Shadow IT, but faster
CISOs have dealt with shadow IT for decades: employees spinning up tools without IT approval. Vibe coding accelerates the problem by orders of magnitude. An employee who wanted an unauthorized app five years ago had to find one, sign up, and learn it. Now they can build one in 15 minutes, populate it with production data, and forget about it.
The Five Eyes joint advisory on agentic AI warned about exactly this class of risk: AI tools operating with real data and insufficient oversight. That warning focused on agentic systems, but vibe-coded apps are the same problem wearing a friendlier face. They’re autonomous enough to deploy themselves, but not autonomous enough to secure themselves.
What this means for you
If your organization hasn’t audited for vibe-coded shadow apps, start now. Search for your company name and internal terminology on Lovable, Base44, and Replit subdomains. Check whether any employee-built apps reference internal APIs or databases.

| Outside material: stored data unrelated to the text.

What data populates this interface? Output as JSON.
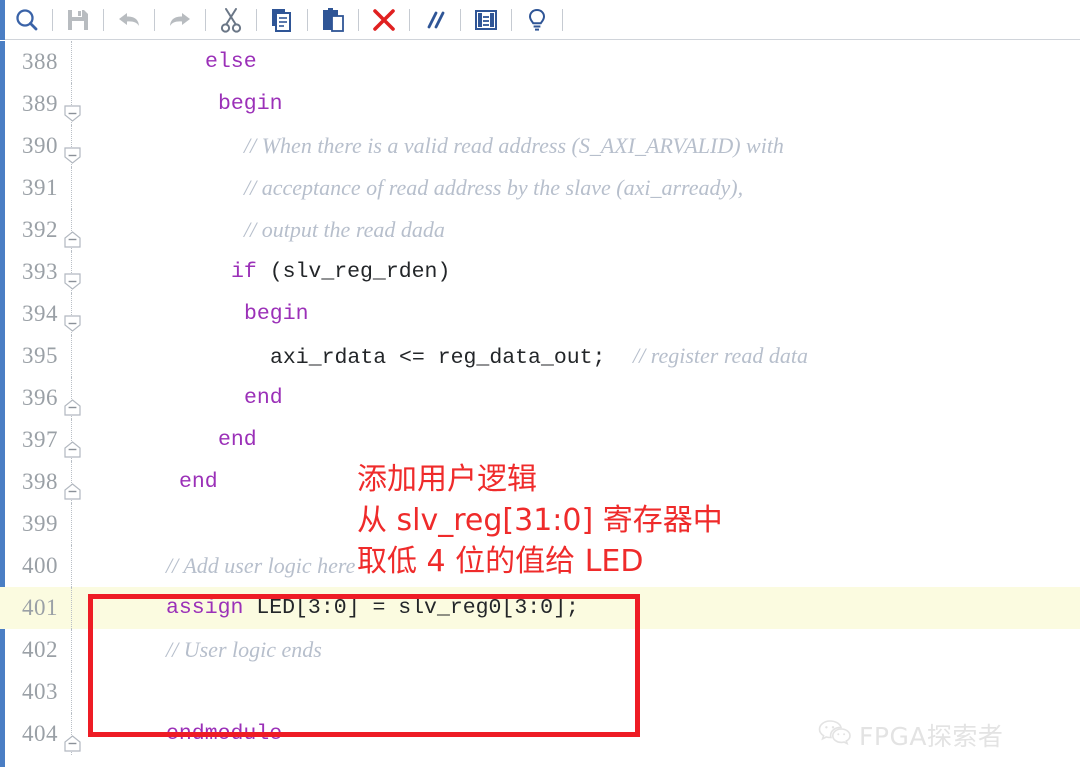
{
  "toolbar": {
    "buttons": [
      {
        "name": "search-icon",
        "label": "Find",
        "color": "#3a63a8",
        "state": "enabled"
      },
      {
        "name": "save-icon",
        "label": "Save",
        "color": "#b8bcc0",
        "state": "disabled"
      },
      {
        "name": "undo-icon",
        "label": "Undo",
        "color": "#b8bcc0",
        "state": "disabled"
      },
      {
        "name": "redo-icon",
        "label": "Redo",
        "color": "#b8bcc0",
        "state": "disabled"
      },
      {
        "name": "cut-icon",
        "label": "Cut",
        "color": "#6b7787",
        "state": "enabled"
      },
      {
        "name": "copy-icon",
        "label": "Copy",
        "color": "#2f5596",
        "state": "enabled"
      },
      {
        "name": "paste-icon",
        "label": "Paste",
        "color": "#2f5596",
        "state": "enabled"
      },
      {
        "name": "delete-icon",
        "label": "Delete",
        "color": "#e02020",
        "state": "enabled"
      },
      {
        "name": "comment-icon",
        "label": "Toggle Comment",
        "color": "#2f5596",
        "state": "enabled"
      },
      {
        "name": "columns-icon",
        "label": "Show Columns",
        "color": "#2f5596",
        "state": "enabled"
      },
      {
        "name": "bulb-icon",
        "label": "Hints",
        "color": "#2f5596",
        "state": "enabled"
      }
    ]
  },
  "editor": {
    "language": "verilog",
    "current_line": 401,
    "accent_color": "#4a7ec4",
    "keyword_color": "#9b30b8",
    "comment_color": "#b7bfcc",
    "current_line_color": "#fbfbe0",
    "lines": [
      {
        "num": "388",
        "fold": "none",
        "indent": 9,
        "tokens": [
          {
            "t": "kw",
            "v": "else"
          }
        ]
      },
      {
        "num": "389",
        "fold": "start",
        "indent": 10,
        "tokens": [
          {
            "t": "kw",
            "v": "begin"
          }
        ]
      },
      {
        "num": "390",
        "fold": "start",
        "indent": 12,
        "tokens": [
          {
            "t": "cmt",
            "v": "// When there is a valid read address (S_AXI_ARVALID) with"
          }
        ]
      },
      {
        "num": "391",
        "fold": "none",
        "indent": 12,
        "tokens": [
          {
            "t": "cmt",
            "v": "// acceptance of read address by the slave (axi_arready),"
          }
        ]
      },
      {
        "num": "392",
        "fold": "end",
        "indent": 12,
        "tokens": [
          {
            "t": "cmt",
            "v": "// output the read dada"
          }
        ]
      },
      {
        "num": "393",
        "fold": "start",
        "indent": 11,
        "tokens": [
          {
            "t": "kw",
            "v": "if"
          },
          {
            "t": "idn",
            "v": " (slv_reg_rden)"
          }
        ]
      },
      {
        "num": "394",
        "fold": "start",
        "indent": 12,
        "tokens": [
          {
            "t": "kw",
            "v": "begin"
          }
        ]
      },
      {
        "num": "395",
        "fold": "none",
        "indent": 14,
        "tokens": [
          {
            "t": "idn",
            "v": "axi_rdata <= reg_data_out;"
          },
          {
            "t": "cmt",
            "v": "     // register read data"
          }
        ]
      },
      {
        "num": "396",
        "fold": "end",
        "indent": 12,
        "tokens": [
          {
            "t": "kw",
            "v": "end"
          }
        ]
      },
      {
        "num": "397",
        "fold": "end",
        "indent": 10,
        "tokens": [
          {
            "t": "kw",
            "v": "end"
          }
        ]
      },
      {
        "num": "398",
        "fold": "end",
        "indent": 7,
        "tokens": [
          {
            "t": "kw",
            "v": "end"
          }
        ]
      },
      {
        "num": "399",
        "fold": "none",
        "indent": 0,
        "tokens": []
      },
      {
        "num": "400",
        "fold": "none",
        "indent": 6,
        "tokens": [
          {
            "t": "cmt",
            "v": "// Add user logic here"
          }
        ]
      },
      {
        "num": "401",
        "fold": "none",
        "indent": 6,
        "tokens": [
          {
            "t": "kw",
            "v": "assign"
          },
          {
            "t": "idn",
            "v": " LED[3:0] = slv_reg0[3:0];"
          }
        ]
      },
      {
        "num": "402",
        "fold": "none",
        "indent": 6,
        "tokens": [
          {
            "t": "cmt",
            "v": "// User logic ends"
          }
        ]
      },
      {
        "num": "403",
        "fold": "none",
        "indent": 0,
        "tokens": []
      },
      {
        "num": "404",
        "fold": "end",
        "indent": 6,
        "tokens": [
          {
            "t": "kw",
            "v": "endmodule"
          }
        ]
      }
    ]
  },
  "annotation": {
    "color": "#ef2b2b",
    "lines": [
      "添加用户逻辑",
      "从 slv_reg[31:0] 寄存器中",
      "取低 4 位的值给 LED"
    ]
  },
  "highlight_box": {
    "color": "#ee1c25",
    "covers_lines": "400-402"
  },
  "watermark": {
    "icon": "wechat-icon",
    "text": "FPGA探索者",
    "color": "#e3e3e3"
  }
}
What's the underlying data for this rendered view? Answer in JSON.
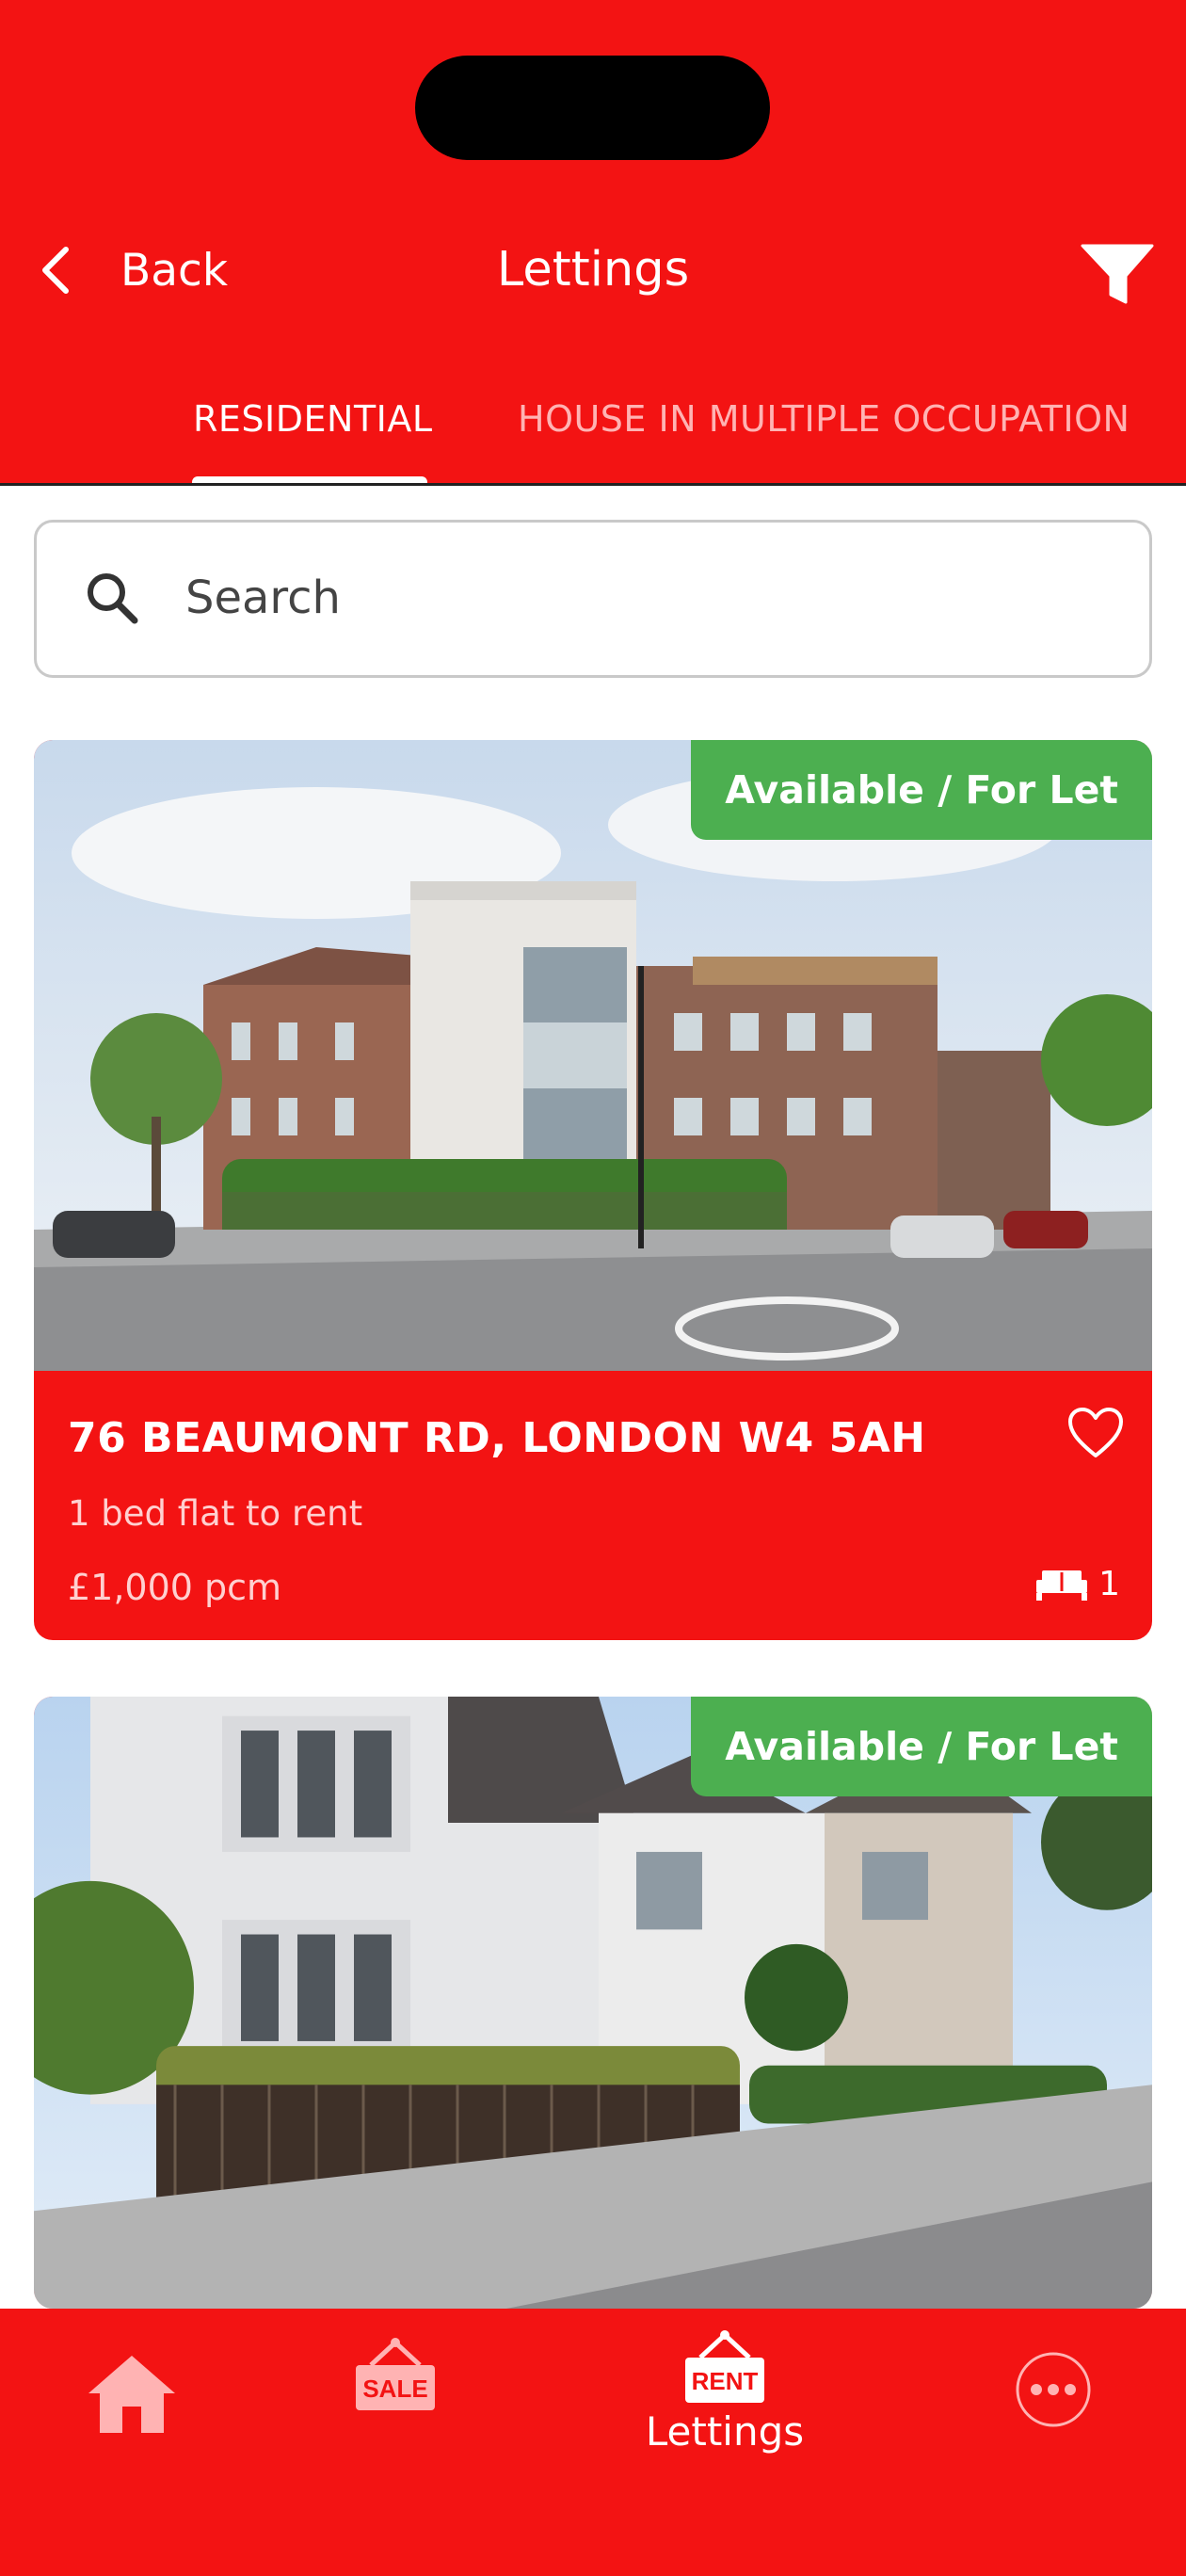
{
  "header": {
    "back_label": "Back",
    "title": "Lettings"
  },
  "tabs": [
    {
      "label": "RESIDENTIAL",
      "active": true
    },
    {
      "label": "HOUSE IN MULTIPLE OCCUPATION",
      "active": false
    }
  ],
  "search": {
    "placeholder": "Search",
    "value": ""
  },
  "listings": [
    {
      "status": "Available / For Let",
      "address": "76 BEAUMONT RD, LONDON W4 5AH",
      "description": "1 bed flat to rent",
      "price": "£1,000 pcm",
      "beds": "1"
    },
    {
      "status": "Available / For Let"
    }
  ],
  "bottom_nav": {
    "items": [
      {
        "icon": "home-icon"
      },
      {
        "icon": "sale-sign-icon",
        "sign": "SALE"
      },
      {
        "icon": "rent-sign-icon",
        "sign": "RENT",
        "label": "Lettings",
        "active": true
      },
      {
        "icon": "more-icon"
      }
    ]
  },
  "colors": {
    "brand": "#f31313",
    "badge": "#4caf50"
  }
}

For individual developers, the lesson is narrower but still real: AI-generated code inherits whatever defaults the platform ships. VS Code’s recent Copilot co-author incident showed what happens when AI tools make assumptions about attribution. This research shows what happens when they make assumptions about access control.
The fix isn’t banning AI coding tools. It’s the same fix that eventually tamed S3 misconfigurations: make private the default, make public an explicit opt-in, and put audit tooling in between. AWS added S3 Block Public Access in 2018 after years of breach headlines. It took embarrassment at scale to change the default. The vibe-coding platforms are at the start of that same curve, and 380,000 exposed apps suggest the embarrassment phase has arrived.
Until the platforms ship private-by-default, that number is going to keep growing.
Share this article
Sources
Frequently Asked
- What is vibe coding?
- Vibe coding is the practice of using AI tools like Lovable, Replit, or Base44 to generate full applications from natural-language prompts, often without writing or reviewing the underlying code.
- Why are vibe-coded apps leaking data?
- Many AI coding platforms default to making apps publicly accessible and indexed by search engines. Users who don't manually change privacy settings end up hosting sensitive data on the open web.
- How can companies protect themselves from vibe-coded data leaks?
- Audit for shadow apps built on AI platforms, enforce private-by-default deployment policies, and scan for exposed API keys and database credentials in any AI-generated code before it touches production data.